Across these stories, the same ingredients recur: rejection of war as a solution, protection of civilians, defence of political participation, and willingness to sit at difficult tables with governments, rebels, and communities. Nkea’s style fits this wider tradition of African religious engagement in conflict – neither revolutionary nor regime propaganda, but something more complex and, often, more fragile.
Catholic Social Teaching: A Quiet Compass
Underneath the politics runs a deeper question: Is Archbishop Nkea faithful to the moral tradition his Church claims to teach?
Catholic Social Teaching (CST) is not an abstract library of Vatican documents; it is supposed to be a compass for real-world choices. On that terrain, Nkea’s stance lines up with several core principles:
- Human dignity and the sanctity of life: his repeated focus on civilians, refugees and displaced families.
- Preferential option for the poor and vulnerable: his concern for communities living under both military and separatist pressure.
- Peace as the fruit of justice and charity: his insistence that reconciliation must address real grievances, not simply call for “calm.”
- Political participation and the common good: his strong encouragement of voter registration and peaceful, law-based contestation of election results.
- The Church as neither party nor spectator: his effort to engage state processes without becoming their chaplain.
The tensions arise not from doctrine but from prudence: how loudly should a bishop denounce specific state abuses? How close can he come to government initiatives without being co-opted? CST does not give mechanical answers to those questions. It demands that injustice be named, yes – but it also recognises the need for pastoral judgment in environments where one wrong word can close doors that communities desperately need left open.
Why This Matters Beyond Cameroon
Why should readers across Africa and the diaspora pay attention to the fine-grained choices of one Cameroonian archbishop?
Because the dilemmas he faces are not uniquely Cameroonian. They are African dilemmas. They will recur wherever elections are fragile, security forces are mistrusted, and armed groups claim to speak for the marginalized.

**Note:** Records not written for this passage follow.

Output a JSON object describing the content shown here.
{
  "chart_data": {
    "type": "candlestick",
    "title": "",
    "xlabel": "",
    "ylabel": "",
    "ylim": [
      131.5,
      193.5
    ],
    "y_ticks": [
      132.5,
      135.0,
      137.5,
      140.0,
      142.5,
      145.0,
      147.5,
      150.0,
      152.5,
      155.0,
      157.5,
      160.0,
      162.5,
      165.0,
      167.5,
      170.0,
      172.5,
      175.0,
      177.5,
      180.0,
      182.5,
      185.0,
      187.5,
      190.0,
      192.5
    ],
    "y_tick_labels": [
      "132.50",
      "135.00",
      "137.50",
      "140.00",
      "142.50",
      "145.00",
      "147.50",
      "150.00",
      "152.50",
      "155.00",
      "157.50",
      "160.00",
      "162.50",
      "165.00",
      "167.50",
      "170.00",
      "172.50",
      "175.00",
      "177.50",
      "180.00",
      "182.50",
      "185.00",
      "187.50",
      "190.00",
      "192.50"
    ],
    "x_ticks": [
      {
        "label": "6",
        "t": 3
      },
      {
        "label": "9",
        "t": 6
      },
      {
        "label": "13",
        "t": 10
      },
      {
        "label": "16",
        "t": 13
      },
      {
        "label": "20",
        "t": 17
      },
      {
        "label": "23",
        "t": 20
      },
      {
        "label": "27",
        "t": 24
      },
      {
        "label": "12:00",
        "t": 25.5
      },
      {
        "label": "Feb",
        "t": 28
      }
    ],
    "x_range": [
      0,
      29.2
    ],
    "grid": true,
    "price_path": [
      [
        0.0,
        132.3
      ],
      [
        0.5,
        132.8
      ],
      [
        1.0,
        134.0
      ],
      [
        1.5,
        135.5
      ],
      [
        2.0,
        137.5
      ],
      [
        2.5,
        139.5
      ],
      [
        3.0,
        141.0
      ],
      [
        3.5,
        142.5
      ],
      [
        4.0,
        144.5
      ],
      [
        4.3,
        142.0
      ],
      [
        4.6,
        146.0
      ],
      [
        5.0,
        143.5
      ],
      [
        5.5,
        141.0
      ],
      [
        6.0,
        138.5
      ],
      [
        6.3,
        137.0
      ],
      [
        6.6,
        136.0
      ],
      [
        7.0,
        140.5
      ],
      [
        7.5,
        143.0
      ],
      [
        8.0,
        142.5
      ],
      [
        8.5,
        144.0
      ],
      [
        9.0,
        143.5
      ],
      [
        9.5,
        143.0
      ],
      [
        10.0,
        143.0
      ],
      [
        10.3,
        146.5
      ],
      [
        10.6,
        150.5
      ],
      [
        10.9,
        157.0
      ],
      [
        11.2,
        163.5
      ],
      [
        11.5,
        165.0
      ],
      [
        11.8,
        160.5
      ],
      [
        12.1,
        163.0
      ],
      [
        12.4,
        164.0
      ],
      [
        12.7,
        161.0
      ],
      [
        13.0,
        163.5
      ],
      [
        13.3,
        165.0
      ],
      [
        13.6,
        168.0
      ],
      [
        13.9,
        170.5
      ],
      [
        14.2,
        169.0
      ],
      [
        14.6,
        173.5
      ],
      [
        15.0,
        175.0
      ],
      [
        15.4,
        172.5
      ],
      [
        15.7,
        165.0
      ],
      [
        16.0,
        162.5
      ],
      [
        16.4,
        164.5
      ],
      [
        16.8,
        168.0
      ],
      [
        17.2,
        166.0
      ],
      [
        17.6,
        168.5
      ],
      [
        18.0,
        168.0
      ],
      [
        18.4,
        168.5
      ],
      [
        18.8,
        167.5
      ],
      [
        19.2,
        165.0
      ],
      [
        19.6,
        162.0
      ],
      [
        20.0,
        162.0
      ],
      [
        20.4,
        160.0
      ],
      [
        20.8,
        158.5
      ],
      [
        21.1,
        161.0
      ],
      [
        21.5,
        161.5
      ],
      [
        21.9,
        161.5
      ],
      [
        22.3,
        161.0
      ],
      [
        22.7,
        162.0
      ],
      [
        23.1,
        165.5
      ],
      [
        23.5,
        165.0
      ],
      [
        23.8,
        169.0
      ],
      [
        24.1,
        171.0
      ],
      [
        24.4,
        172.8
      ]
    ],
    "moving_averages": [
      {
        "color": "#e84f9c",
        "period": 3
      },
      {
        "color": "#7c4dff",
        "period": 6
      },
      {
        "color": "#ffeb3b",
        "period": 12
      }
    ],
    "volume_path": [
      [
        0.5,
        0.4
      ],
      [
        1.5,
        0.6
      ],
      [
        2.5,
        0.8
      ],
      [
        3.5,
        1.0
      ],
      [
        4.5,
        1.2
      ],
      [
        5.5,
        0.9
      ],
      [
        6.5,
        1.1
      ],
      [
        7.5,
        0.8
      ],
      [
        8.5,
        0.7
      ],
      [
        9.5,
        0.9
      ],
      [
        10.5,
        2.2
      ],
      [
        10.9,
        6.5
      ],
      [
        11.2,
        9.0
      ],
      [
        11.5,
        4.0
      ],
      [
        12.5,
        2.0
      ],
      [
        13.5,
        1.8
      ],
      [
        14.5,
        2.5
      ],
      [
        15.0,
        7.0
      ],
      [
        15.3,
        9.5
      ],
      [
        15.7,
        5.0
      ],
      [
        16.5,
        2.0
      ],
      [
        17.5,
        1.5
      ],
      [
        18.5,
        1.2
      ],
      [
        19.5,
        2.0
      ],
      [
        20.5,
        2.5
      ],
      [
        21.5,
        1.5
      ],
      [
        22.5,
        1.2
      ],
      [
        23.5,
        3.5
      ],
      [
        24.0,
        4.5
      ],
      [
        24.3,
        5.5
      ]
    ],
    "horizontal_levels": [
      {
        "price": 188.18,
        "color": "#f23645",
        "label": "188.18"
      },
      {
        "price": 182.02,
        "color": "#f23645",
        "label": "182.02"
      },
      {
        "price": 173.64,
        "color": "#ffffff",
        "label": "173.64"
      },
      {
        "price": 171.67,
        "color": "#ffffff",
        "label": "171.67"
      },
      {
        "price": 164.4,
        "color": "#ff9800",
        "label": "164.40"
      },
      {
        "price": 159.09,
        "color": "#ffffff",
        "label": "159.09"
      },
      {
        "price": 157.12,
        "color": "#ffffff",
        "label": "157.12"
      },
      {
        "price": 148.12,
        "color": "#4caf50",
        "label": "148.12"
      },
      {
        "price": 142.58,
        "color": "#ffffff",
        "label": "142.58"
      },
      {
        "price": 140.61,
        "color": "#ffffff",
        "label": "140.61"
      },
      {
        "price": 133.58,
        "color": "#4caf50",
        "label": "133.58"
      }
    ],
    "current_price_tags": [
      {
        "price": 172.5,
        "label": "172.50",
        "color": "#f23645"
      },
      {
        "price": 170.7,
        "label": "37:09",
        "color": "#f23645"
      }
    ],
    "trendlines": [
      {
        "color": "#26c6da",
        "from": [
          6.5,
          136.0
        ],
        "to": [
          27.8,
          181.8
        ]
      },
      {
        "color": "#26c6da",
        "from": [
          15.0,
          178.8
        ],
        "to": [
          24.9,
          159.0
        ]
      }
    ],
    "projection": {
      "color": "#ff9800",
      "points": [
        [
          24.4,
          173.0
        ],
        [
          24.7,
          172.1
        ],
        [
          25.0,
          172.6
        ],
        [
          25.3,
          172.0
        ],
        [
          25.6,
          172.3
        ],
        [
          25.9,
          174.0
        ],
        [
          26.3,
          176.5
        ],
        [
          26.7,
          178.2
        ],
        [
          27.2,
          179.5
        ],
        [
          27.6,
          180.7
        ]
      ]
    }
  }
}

In such contexts, our religious leaders will always be pulled in opposite directions. If they refuse to sit with governments, they risk irrelevance. If they sit too comfortably, they risk capture. If they speak too softly, the oppressed feel abandoned. If they speak too loudly, the vulnerable may pay the price.
Archbishop Andrew Nkea is walking that tightrope in real time. One may disagree with his emphasis, his tone, or his strategic choices. One may wish he had named state abuses more directly or engaged less with state-organized dialogues. Those debates are legitimate – and necessary.
But if we reduce him, or any similar leader, to a simplistic label – “regime ally” or “heroic resistor” – we miss the bigger story: the story of how African religious leadership is being reinvented under fire.
For African Excellence Magazine, this is where the challenge lies. Excellence, in this case, is not perfection. It is the hard, imperfect work of holding peace and justice together; of being prophetic without becoming reckless, and prudent without becoming cowardly.
Archbishop Nkea has not solved Cameroon’s crisis. No single leader can. But his journey – with its courage, its ambiguities, and its missteps – offers a mirror to all of us who expect our faith leaders to “speak truth to power” while also helping hold fractured societies together.
The question is not only what we demand of him. It is also what kind of moral leadership we are ready to support, protect, and listen to when the next crisis comes – whether in Cameroon or elsewhere on our continent.